The company's research on models and simulations in education has focused on molecular literacy and making complex topics understandable and accessible at earlier grades. The organization has developed interactive computational models that manipulate unobservable events, such as atoms and molecules, chemical reactions, gene and DNA manipulation and evolution, and manipulate virtual environments in order to understand complex topics such as climate change. Molecular Workbench software, which won Science Magazine's 2011 SPORE Prize, provides hundreds of interactive simulations for teaching and learning physics, chemistry, biology and nanotechnology.

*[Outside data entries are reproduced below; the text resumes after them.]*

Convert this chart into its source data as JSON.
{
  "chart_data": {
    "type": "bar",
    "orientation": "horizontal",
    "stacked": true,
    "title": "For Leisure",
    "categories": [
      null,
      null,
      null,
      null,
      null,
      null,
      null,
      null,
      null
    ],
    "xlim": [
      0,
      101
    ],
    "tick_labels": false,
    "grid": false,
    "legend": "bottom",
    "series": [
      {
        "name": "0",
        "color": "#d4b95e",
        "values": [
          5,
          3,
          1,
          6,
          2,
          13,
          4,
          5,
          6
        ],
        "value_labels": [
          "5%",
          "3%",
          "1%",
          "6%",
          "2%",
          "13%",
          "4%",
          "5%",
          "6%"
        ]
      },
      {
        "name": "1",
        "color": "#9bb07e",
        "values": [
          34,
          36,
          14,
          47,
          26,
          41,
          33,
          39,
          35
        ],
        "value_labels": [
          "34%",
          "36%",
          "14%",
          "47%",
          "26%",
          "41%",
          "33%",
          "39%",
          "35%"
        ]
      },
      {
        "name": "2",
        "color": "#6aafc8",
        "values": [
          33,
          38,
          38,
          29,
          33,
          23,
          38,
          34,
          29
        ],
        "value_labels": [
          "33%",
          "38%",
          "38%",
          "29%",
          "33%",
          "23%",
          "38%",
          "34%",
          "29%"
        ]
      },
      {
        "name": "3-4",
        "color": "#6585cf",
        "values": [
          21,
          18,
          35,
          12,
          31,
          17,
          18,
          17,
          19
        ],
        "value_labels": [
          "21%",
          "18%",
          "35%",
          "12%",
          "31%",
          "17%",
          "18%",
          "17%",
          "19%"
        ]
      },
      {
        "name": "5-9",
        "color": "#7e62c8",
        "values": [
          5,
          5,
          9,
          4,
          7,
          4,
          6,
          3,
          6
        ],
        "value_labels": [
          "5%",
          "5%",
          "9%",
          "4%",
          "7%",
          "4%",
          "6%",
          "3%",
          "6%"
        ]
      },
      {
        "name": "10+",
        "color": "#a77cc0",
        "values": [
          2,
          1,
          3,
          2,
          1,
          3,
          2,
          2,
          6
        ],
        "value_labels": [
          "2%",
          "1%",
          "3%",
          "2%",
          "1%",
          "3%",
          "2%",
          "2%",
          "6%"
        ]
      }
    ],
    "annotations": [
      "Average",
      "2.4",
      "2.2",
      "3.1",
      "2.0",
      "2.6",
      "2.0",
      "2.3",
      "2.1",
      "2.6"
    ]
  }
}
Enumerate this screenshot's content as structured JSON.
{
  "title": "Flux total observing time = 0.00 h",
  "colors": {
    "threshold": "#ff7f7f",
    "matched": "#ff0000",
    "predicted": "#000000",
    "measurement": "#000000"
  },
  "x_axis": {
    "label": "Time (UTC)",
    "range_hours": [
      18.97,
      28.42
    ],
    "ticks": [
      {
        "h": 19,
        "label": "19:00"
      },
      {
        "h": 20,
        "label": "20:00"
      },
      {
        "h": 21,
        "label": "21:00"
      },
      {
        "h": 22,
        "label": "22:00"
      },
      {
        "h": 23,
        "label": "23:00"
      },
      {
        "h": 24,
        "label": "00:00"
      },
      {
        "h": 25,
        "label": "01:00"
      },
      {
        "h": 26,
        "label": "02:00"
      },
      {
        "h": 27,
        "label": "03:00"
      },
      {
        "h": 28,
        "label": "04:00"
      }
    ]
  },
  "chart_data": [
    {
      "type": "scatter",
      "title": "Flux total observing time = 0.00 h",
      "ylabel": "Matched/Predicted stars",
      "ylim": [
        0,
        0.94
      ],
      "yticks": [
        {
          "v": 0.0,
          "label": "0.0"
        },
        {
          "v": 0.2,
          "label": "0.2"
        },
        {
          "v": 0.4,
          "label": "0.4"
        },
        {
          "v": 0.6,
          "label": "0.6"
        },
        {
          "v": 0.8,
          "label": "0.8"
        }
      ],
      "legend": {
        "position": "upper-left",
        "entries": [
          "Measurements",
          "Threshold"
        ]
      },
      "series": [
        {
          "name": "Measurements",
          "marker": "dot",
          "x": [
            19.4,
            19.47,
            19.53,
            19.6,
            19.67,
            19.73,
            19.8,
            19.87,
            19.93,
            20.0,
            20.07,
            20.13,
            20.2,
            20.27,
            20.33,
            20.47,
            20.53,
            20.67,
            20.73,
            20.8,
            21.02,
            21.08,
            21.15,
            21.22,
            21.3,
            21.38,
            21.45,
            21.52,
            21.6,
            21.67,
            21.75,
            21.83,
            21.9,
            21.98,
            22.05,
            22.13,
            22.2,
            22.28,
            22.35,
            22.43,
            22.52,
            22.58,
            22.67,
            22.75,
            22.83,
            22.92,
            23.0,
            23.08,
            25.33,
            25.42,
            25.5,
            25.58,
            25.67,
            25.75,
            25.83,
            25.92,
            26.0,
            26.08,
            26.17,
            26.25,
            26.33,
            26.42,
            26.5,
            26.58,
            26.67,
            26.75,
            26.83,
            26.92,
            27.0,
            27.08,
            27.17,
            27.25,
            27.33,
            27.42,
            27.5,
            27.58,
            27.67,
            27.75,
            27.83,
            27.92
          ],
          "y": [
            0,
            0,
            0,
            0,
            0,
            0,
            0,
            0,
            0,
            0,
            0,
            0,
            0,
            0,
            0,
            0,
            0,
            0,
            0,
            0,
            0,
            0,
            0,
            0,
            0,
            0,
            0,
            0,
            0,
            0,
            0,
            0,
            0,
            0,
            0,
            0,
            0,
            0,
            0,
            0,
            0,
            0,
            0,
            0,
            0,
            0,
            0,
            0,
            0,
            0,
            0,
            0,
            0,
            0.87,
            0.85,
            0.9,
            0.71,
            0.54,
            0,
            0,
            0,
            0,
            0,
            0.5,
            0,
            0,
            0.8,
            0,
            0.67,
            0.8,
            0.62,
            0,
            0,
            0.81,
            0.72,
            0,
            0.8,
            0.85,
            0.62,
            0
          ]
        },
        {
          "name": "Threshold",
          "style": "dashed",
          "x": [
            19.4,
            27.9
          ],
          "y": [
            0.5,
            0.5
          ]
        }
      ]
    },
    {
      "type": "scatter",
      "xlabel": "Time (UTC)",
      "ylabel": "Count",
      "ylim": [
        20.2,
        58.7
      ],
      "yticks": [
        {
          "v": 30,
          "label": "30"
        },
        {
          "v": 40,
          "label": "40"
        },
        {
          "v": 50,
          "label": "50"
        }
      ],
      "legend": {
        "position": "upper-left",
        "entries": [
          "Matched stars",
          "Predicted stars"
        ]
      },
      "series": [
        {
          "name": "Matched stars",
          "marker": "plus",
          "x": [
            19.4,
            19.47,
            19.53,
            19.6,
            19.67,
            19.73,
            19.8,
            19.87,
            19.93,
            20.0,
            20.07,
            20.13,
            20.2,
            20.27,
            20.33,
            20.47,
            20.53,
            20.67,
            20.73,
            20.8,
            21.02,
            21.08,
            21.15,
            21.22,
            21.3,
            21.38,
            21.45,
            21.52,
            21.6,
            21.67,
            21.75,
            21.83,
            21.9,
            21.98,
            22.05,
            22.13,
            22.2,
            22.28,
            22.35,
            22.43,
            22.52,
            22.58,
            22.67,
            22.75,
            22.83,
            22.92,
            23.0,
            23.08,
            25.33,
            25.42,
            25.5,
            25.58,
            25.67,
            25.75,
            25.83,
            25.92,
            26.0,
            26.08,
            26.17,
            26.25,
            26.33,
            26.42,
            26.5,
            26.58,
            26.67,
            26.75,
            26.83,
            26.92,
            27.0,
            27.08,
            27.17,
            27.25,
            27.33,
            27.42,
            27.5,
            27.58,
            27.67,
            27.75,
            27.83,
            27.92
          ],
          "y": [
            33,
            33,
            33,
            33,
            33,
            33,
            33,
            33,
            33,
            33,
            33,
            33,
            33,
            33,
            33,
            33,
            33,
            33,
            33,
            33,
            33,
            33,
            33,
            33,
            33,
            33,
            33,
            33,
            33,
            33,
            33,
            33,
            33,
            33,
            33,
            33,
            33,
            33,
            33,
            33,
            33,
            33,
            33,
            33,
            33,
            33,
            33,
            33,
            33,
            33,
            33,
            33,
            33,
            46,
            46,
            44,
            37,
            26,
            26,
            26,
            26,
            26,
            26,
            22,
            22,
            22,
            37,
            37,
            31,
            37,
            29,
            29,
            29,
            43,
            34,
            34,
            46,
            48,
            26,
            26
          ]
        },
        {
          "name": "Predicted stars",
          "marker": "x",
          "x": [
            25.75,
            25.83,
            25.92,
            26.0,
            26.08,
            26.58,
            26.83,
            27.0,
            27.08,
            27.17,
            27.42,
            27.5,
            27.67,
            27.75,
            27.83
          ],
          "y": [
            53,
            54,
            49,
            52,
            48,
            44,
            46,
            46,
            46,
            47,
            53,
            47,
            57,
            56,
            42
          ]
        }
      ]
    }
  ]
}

Concord Consortium modeling software also supports topics such as evolution, Earth and space science, energy efficiency, heredity, and other topics for which computer simulations connect the real and virtual worlds. Many of these science and mathematics curriculum materials are available on the website for free through open content licenses.

=== Probeware and mobile computing ===

Using digital scientific probes and sensors that collect real-time temperature, motion, gas pressure, light and other data and display it for analysis on laptops and hand-held devices has been a focus of the Concord Consortium since its founding.
Robert Tinker used such probeware in the 1980s when he designed a microcomputer-based real-time temperature data grapher for education. Concord Consortium research has shown the effectiveness of sensors and handhelds in elementary and middle school inquiry-based science units.

=== Online learning ===

The company's Virtual High School (VHS) offered Web-based courses to secondary school students on a subscription basis through a worldwide network of public and private schools. VHS was originally funded by a U.S. Department of Education Technology Innovation Challenge Grant in 1997. In 2001, it became an independent nonprofit and in 2012 became the VHS Collaborative. In 2001, VHS received the Stockholm Challenge Award for exemplary use of technology in education. In 2005, it received U.S. Distance Learning Association (USDLA) Awards for Excellence in Programming and Excellence in Best Practices.

In collaboration with PBS Teacherline and Teachscape, the Concord Consortium began offering Seeing Math online teacher professional development courses for elementary and secondary mathematics teachers in 2005. The Concord Consortium subsequently developed courses for secondary science teachers and for Physics First schools in Rhode Island.

The Concord e-Learning Model for online teaching and learning describes best practices for high-quality online courses. It is one of the models for best practices in online course delivery.

=== Assessment ===

The company develops technology-based assessment that records student responses in real time and embeds formative assessment within a lesson. Embedded software can track student performance and create automated assessments.
A collaborative project with the University of California, Berkeley and the University of Toronto explores student cumulative learning about energy concepts using embedded assessment and dynamic diagramming technology. A project with the Center for Occupational Research and Development (CORD), Tidewater Community College, and ETS is assessing students’ collaborative-problem skills based on fine-grained logs of student actions using simulations of electronic circuits. The Concord Consortium has also developed models and simulations that allow students to answer questions with an annotated image or by conducting a virtual experiment.